Open Content Platform (OCP) has stack dependencies on Python 3.x, Python libraries, Kafka, and Postgres.
So the first step is to install and configure those dependencies:
Kafka: increase the max message size, enable automatic creation of topics, and increase the partition count. Sample numbers follow for ./kafka/config/server.properties:
And for ./kafka/config/consumer.properties:
Note: To simplify the setup for a Proof of Concept (POC), you can put everything in the same runtime (single server/VM/container/etc), using localhost, without redundancy or TLS certs. We may create a container like this in the future, to reduce the effort of newcomers taking OCP for a test drive.
Examples below are illustrated via PowerShell commands on a Windows server:
- Download OCP from GitHub
- Drop in a local directory (e.g.

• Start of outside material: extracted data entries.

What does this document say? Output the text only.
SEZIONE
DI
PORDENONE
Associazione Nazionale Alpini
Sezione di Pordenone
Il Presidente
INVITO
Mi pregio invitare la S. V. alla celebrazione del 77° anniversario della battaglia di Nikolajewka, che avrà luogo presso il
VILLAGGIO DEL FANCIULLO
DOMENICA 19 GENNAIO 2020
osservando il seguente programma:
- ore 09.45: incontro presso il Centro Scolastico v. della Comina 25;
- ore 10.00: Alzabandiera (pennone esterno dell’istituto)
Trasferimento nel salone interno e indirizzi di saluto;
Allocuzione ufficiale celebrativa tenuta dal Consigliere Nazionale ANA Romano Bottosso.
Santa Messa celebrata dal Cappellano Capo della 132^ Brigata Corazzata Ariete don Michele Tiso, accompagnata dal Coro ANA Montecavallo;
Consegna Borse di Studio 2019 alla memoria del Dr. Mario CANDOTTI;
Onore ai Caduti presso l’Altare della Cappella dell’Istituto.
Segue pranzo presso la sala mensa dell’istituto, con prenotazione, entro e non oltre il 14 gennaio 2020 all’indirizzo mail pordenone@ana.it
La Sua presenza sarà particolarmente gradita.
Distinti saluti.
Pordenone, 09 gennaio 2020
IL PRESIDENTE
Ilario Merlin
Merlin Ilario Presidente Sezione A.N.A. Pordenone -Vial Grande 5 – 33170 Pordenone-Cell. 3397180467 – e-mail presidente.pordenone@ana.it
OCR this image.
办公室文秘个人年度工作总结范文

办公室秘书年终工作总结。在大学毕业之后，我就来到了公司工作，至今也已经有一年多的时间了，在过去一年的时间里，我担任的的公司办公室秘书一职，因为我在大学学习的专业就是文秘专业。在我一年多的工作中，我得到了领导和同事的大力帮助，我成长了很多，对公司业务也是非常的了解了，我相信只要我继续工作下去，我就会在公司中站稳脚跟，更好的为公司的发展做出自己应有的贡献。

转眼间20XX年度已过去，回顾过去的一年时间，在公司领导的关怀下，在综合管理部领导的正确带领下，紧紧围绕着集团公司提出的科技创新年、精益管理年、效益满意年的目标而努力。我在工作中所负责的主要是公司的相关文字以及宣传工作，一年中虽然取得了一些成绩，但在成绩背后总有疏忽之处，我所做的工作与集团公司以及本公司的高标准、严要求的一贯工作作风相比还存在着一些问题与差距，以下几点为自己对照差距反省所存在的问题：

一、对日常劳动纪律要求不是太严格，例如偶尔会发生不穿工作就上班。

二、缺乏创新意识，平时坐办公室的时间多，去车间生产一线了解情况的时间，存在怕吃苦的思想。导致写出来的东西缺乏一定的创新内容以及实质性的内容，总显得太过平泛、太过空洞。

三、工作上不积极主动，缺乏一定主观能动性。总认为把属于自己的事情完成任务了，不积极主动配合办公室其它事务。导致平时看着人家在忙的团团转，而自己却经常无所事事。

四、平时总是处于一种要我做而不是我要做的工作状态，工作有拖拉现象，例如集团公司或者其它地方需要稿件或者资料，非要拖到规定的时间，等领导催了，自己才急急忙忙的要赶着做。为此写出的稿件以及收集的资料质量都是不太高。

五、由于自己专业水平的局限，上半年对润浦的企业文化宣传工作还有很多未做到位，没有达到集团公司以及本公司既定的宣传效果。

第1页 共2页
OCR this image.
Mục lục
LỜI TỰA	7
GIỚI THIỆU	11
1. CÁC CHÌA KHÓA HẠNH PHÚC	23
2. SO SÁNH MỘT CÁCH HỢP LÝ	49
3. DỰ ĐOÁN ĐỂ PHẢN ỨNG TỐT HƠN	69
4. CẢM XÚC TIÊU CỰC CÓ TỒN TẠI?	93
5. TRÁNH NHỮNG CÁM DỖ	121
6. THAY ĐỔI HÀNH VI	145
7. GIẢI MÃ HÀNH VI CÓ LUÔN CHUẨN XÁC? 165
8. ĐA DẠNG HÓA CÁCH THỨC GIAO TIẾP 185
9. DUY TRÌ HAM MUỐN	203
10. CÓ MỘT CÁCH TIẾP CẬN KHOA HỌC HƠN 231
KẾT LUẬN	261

D:\Software\openContentPlatform)
- Upgrade the python pip installer:
> python -m pip install ‑‑upgrade pip
- Install dependent Python modules, using the packaged requirements file:
> pip install -r D:\Software\openContentPlatform\conf\requirements.txt ‑‑user
Note: You need to resolve any errors here. For example, if wheel files aren’t available for all required dependencies, the installer will attempt to build them locally (meaning you need developer tools installed). If there are conflicts, you can either jump into the weeds and fix them, or take a Python step back.
As an example, as of June 2020, you couldn’t use Python 3.8 on Windows since confluent-kafka wheels were unavailable (https://github.com/confluentinc/confluent-kafka-python/issues/753). But it works if you drop back and install the latest 3.7 version (3.7.7).
- Configure this to run in your stack:
> python D:\Software\openContentPlatform\framework\lib\platformConfig.py
Note: Your base API user and key should be given all access levels (write/delete/admin). Make note of the user/key to use later.
Clone the directory for a few clients:
> md “D:\Software\ocpClient1”
> md “D:\Software\ocpClient2”
> md “D:\Software\ocpClient3”
> Copy-Item -Path “D:\Software\openContentPlatform*” -Destination “D:\Software\ocpClient1” -recurse
> Copy-Item -Path “D:\Software\openContentPlatform*” -Destination “D:\Software\ocpClient2” -recurse
> Copy-Item -Path “D:\Software\openContentPlatform*” -Destination “D:\Software\ocpClient3” -recurse
Start the OCP server from the command line (you can also use a service/daemon):
> python D:\Software\openContentPlatform\framework\openContentPlatform.py
Start some clients:
> python D:\Software\ocpClient1\framework\openContentClient.py resultProcessing
> python D:\Software\ocpClient2\framework\openContentClient.py contentGathering
> python D:\Software\ocpClient3\framework\openContentClient.py universalJob
To confirm it’s up and running, you can use the REST API or walk through the runtime\logs for the server and clients.
To test via the API, take your REST utility of choice (e.g. Insomnia) and add the apiUser and apiKey into the header section (generated previously by running platformConfig). Then issue a GET on one of the API resources. If you configured the platform to use http, localhost, and haven’t changed the port or context root… to see connected clients, you can issue a GET on http://localhost:52707/ocp/config/client. If it shows the clients running on ‘MyDesktop’, then you can request runtime details from the active clients, one level deeper with a GET on http://localhost:52707/ocp/config/client/MyDesktop.
Some points of consideration for the infrastructure footprint follow. Since this is intended as an enterprise product, production deployments would obviously have a larger footprint as you plan for resilience.
For the stack dependencies, you would want multiple Kafka instances. The same goes for ZooKeeper, used by Kafka. For the database, you can accomplish this multiple ways (3rd-party or database-specific clustering, active syncs, virtualization-level mechanisms, storage-level mechanisms).
For OCP, you would have a single server running at any time that you can monitor for problems (API interaction, log monitors, process monitors), and have it fail-over if the active service encounters a problem. This is a classic DR scenario. Regarding the clients, any number can run, of any type… spun up/down at any point in time. They are built to horizontally scale on demand. If you need more performance/capacity/throughput on a certain client type, spin another one up. It will subscribe to the appropriate service and start the work.
The clients would normally run in separate runtime environments than the server. You can have tooling automate the spin up and down of new clients. To enable that, copy/clone the directory structure for an “image” to deploy/execute on demand. Multiple clients (of the same type or different), may be spun up inside the same execution environment – as long as they are deployed in their own sub-directory. This avoids file conflicts, mainly from logging.